La radio, Inter en l’occurrence, découvre que nombre d’intervenants peuvent bien rester chez eux pour faire leur boulot. Tous ces chroniqueurs peuvent parfaitement utiliser leur téléphone pour lire leur petit papier. Il est particulièrement absurde de faire venir quelqu’un, payé au cachet, pour débiter son petit laïus pendant moins de 5 mn et repartir aussitôt après. C’est à se demander si la vidéo conférence a été inventée. Il faut cette crise sanitaire majeure pour découvrir que le monde a changé et qu’on peut vivre, travailler, étudier autrement qu’en se déplaçant, qu’en faisant acte de présence alors que, parfois, on ne fiche rien. On ne fiche rien parce qu’on est fatigué ou parce que, à telle période de l’année, pour différentes raisons, la tâche est moindre. Seulement, il faut être présent et respecter les horaires à la lettre, quitte à passer une demi-heure devant la machine à café. Oui, mais, « on est là ! ». Déjà la réduction du temps de travail avait induit des aménagements d’horaires qui ont permis de travailler à son rythme et d’en faire plus, par exemple, quand les circonstances l’exigeaient quitte à compenser un autre jour en partant plus tôt. Nombre de femmes savent que, lorsqu’elles quittent le boulot pour aller chercher leurs enfants, les hommes qui restent les regardent d’un air entendu alors même qu’elles ont fini leur travail tandis que les hommes papotent ; oui, mais, partent plus tard et se font bien voir de la direction et obtiennent plus facilement des promotions. À notre époque, la plupart des emplois de bureau peuvent s’effectuer de chez soi. Peut-être que, là aussi, si l’on y avait pensé plus tôt, on aurait diminué l’affluence dans les transports qui favorise la propagation de toutes les maladies.

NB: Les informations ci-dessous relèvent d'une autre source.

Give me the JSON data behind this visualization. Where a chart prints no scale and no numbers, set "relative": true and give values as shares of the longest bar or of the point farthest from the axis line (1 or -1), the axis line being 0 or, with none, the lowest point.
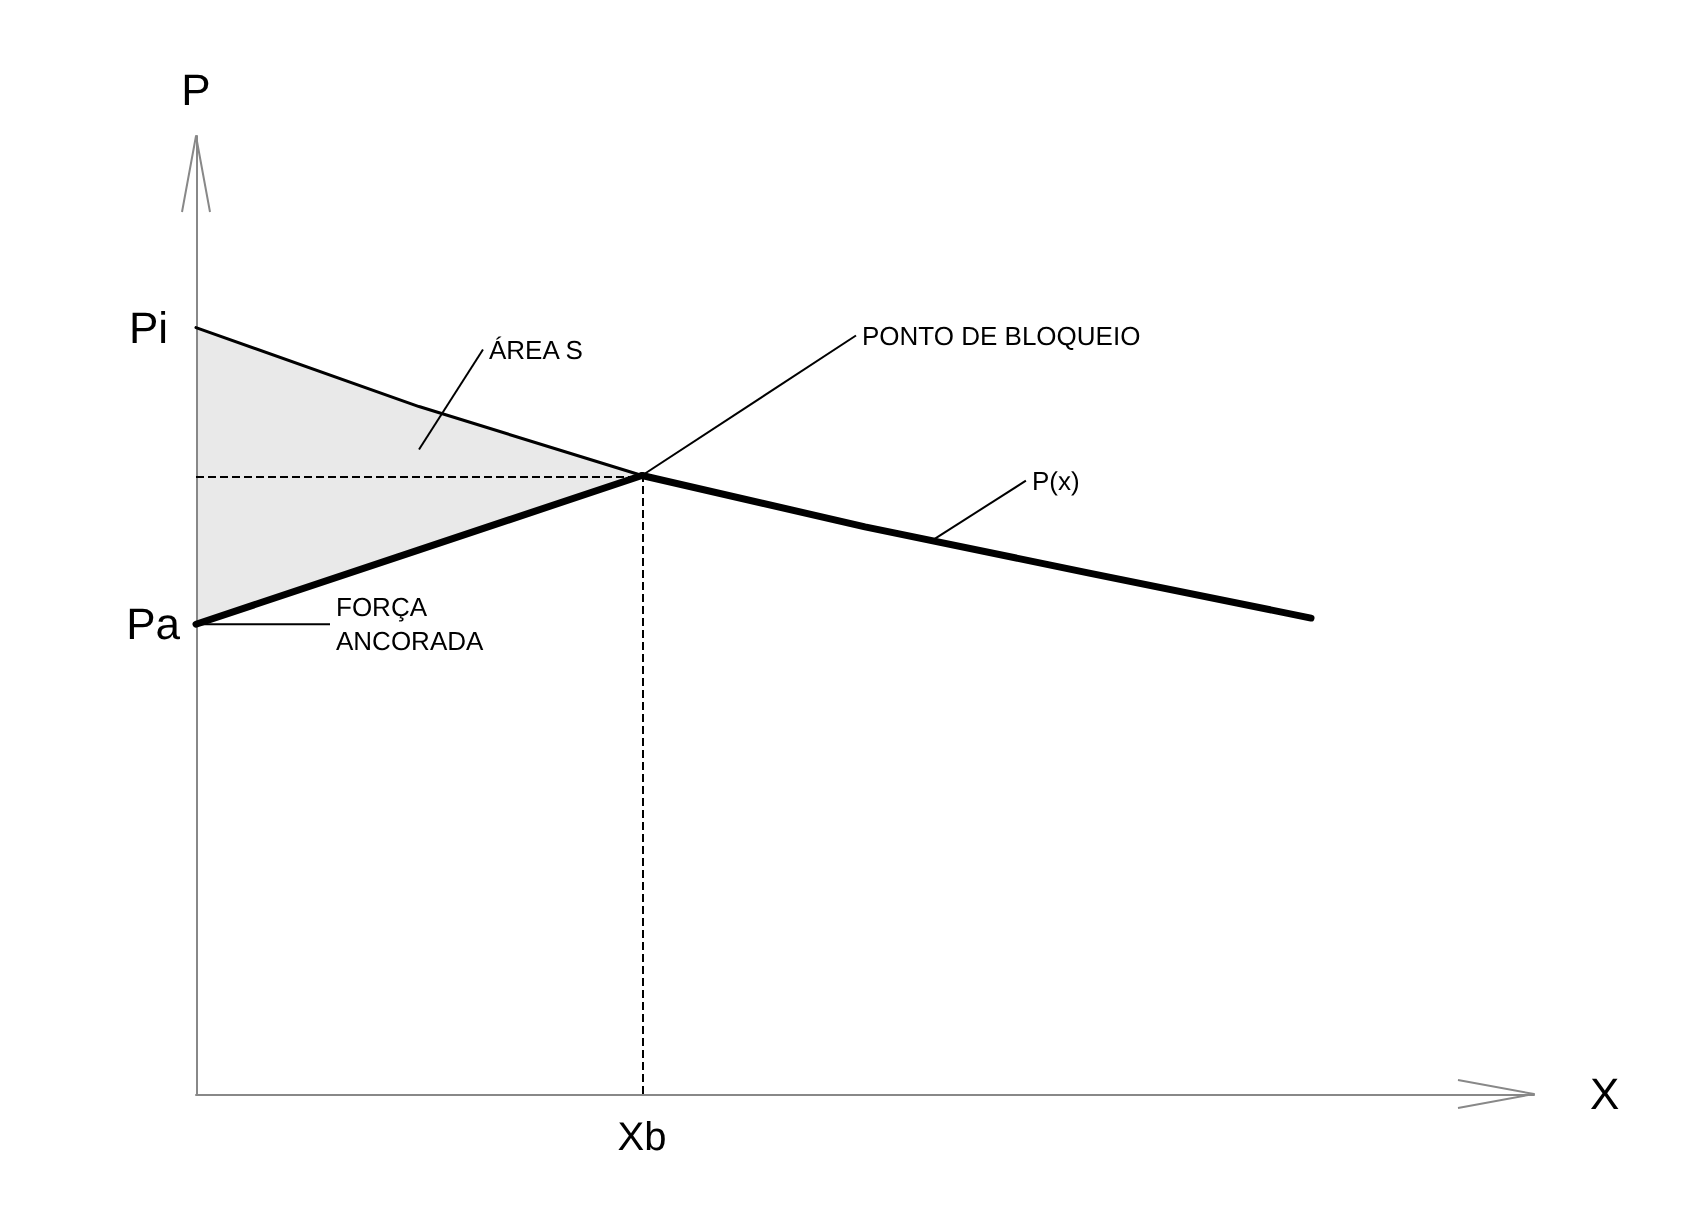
{
  "chart_data": {
    "type": "line",
    "relative": true,
    "xlabel": "X",
    "ylabel": "P",
    "grid": false,
    "marker": "none",
    "categories": [
      null,
      null,
      null,
      null,
      null,
      null,
      null
    ],
    "series": [
      {
        "color": "#000000",
        "values": [
          1,
          0.897,
          0.807,
          null,
          null,
          null,
          null
        ],
        "lower": [
          0.613,
          0.71,
          0.807,
          null,
          null,
          null,
          null
        ],
        "upper": [
          1,
          0.897,
          0.807,
          null,
          null,
          null,
          null
        ]
      },
      {
        "color": "#000000",
        "values": [
          0.613,
          0.71,
          0.807,
          null,
          null,
          null,
          null
        ]
      },
      {
        "color": "#000000",
        "values": [
          null,
          null,
          0.807,
          0.74,
          0.68,
          0.621,
          null
        ]
      }
    ],
    "ref_lines": [
      {
        "axis": "y",
        "value": 0.807,
        "line_style": "dashed"
      },
      {
        "axis": "x",
        "label": "Xb",
        "line_style": "dashed"
      }
    ],
    "annotations": [
      "Pi",
      "Pa",
      "ÁREA S",
      "PONTO DE BLOQUEIO",
      "P(x)",
      "FORÇA ANCORADA"
    ]
  }
}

Cette crise illustre parfaitement la stratégie du choc de Naomi Klein à laquelle nous nous référons souvent. La crise du coronavirus apparaît comme un choc utile à changer les façons de voir. Nous venons d’y faire allusion pour l’organisation du travail. Il faut ajouter un autre gros morceau déjà un peu abordé dans le passé, à savoir la formation et l’instruction publique. En clair, c’est l’occasion de tester, grandeur nature, à l’échelle d’un pays tout entier, de nouvelles manières d’étudier. Un seul prof pourrait dispenser ses cours à distance, interagir avec ses élèves qui resteraient à la maison. On n’y est pas encore mais se profile une école sans profs qui sont toujours absents, en grève, en formation ou en vacances et, surtout, sans ces bâtiments qui ruinent les collectivités locales. Déjà, la pléthore d’officines plus ou moins sérieuses (plutôt moins que plus) qui proposent des cours particuliers en faisant miroiter une réduction d’impôts (ça marche toujours en France) sont dans les starting-blocks. Elles n’attendaient que ça. Que la crise se prolonge quelques mois et l’on pourra dire qu’il y aura un avant et un après et que la crise accélérera nombre de processus en attente ou déjà engagés.